Tuesday, April 01, 2014

Siddartha, Sebuah Novel : Berpuasa, Menunggu dan Berpikir

Judul buku : Siddartha
Penulis : Hermann Hesse
Penerbit : Jejak, Yogyakarta
Cetakan 4 : Oktober 2007
Alih Bahasa : Sovia VP.
Isi : 224 halaman.
ISBN : 978-979-16341-11-3

Novel Siddartha ditulis tahun 1922 oleh Herman Hesse, peraih nobel sastra tahun 1946. Hesse lahir di Jerman pada tahun1877, meninggal pada tahun 1962. Bukunya antara lain Peter Camenzind (1904), Beneath the Wheel (1910), Getrud (1910) dan Rhoshadle (1914). Dalam perang dunia I dia menyuarakan perdamaian dan anti perang, dan sesudahnya beberapa karyanya lahir seperti Demian, Siddartha, Steppenwolf, Nascissus and Goldmund, Jurney to the East dan The Glass Bead Game.
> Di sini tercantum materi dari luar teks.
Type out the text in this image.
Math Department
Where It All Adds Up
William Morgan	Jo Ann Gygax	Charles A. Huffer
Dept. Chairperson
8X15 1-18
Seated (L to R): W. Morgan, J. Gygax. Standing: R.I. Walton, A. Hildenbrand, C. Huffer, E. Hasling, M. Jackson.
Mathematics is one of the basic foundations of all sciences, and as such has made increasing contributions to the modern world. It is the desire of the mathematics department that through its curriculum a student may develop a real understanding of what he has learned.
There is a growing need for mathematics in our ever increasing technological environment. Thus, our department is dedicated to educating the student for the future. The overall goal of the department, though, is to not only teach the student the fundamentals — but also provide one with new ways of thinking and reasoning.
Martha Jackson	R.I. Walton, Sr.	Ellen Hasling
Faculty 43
Novel ini menceritakan perjalanan Siddarta putra seorang brahmin yang menyadari dan mengakui bahwa keahliannya adalah berpuasa, menunggu dan berpikir. Maka dia menjadi seorang gigih yang terus menerus mencari jawaban-jawaban atas 'Om', kesempurnaan yang harus ditujunya. Dia mengawali perjalanan dengan 'sabar menunggu' restu ayahnya untuk menjadi seorang samana, berjalan tanpa menjadi pemilik.

Perjalanan tiga tahun sebagai samana melatih banyak hal tentang hidup. Govinda, sahabat yang menyertainya mengatakan kalau Siddartha mau tinggal lebih lama bersama para samana, dia yakin sahabatnya itu akan segera bisa berjalan di atas air. Tapi Siddartha yang sedang memikirkan pencarian yang sejati mengatakan,"Aku tidak punya keinginan berjalan di atas air. Biar saja si samana tua menyenangkan diri dengan keahlian semacam itu."
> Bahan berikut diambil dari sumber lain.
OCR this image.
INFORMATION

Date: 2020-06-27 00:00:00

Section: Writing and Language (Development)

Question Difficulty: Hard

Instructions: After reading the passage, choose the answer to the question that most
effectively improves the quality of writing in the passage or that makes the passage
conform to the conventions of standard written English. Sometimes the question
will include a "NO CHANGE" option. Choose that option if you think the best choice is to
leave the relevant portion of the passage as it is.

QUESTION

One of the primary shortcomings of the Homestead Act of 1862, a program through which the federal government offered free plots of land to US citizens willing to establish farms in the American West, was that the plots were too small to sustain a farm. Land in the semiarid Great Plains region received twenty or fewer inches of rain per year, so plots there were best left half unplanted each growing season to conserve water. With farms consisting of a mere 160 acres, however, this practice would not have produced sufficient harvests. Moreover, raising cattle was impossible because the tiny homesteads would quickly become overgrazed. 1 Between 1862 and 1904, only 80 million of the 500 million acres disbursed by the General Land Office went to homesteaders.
Mereka meninggalkan kelompok samana dan memulai pencarian menuju Gotama, si Budda suci yang menjadi perbincangan banyak orang. Cara hidup Guru ini menarik hati Siddartha, tapi dia tak mau mengikuti doktrin. Dia mau menjadi seperti sang Gotama, mendapatkannya lewat pencarian, tidak lewat dogma, doktrin, ajaran. Maka dia meninggalkan Govinda yang sudah memilih untuk menjadi pengikut Budha, sedangkan Siddartha sendiri melanjutkan perjalanan.

Dia meninggalkan dirinya yang samana dan mulai mengenali pelajaran lain yang lebih duniawi. Belajar bahwa cinta itu seni dari seorang pelacur, Kamala, kekasihnya. Juga belajar memainkan uang dari seorang pedagang, Kamaswami. Hingga dia merasa mati, hancur, harus pergi, meninggalkan semuanya termasuk meninggalkan benih di rahim Kamala.

Kali ini dia bertemu lagi dengan Govinda, yang tak mengenalinya tapi sangat dikenalnya. Untuk kemudian dia menjadi 'murid' Vasudewa, si juru sampan, belajar mendengarkan sungai, belajar mengenali emosinya, juga lewat anaknya yang kemudian ditemuinya.  Dia sampai pada kehampaan, juga kepenuhan. Seorang yang penuh cinta, yang dalam dan beragam.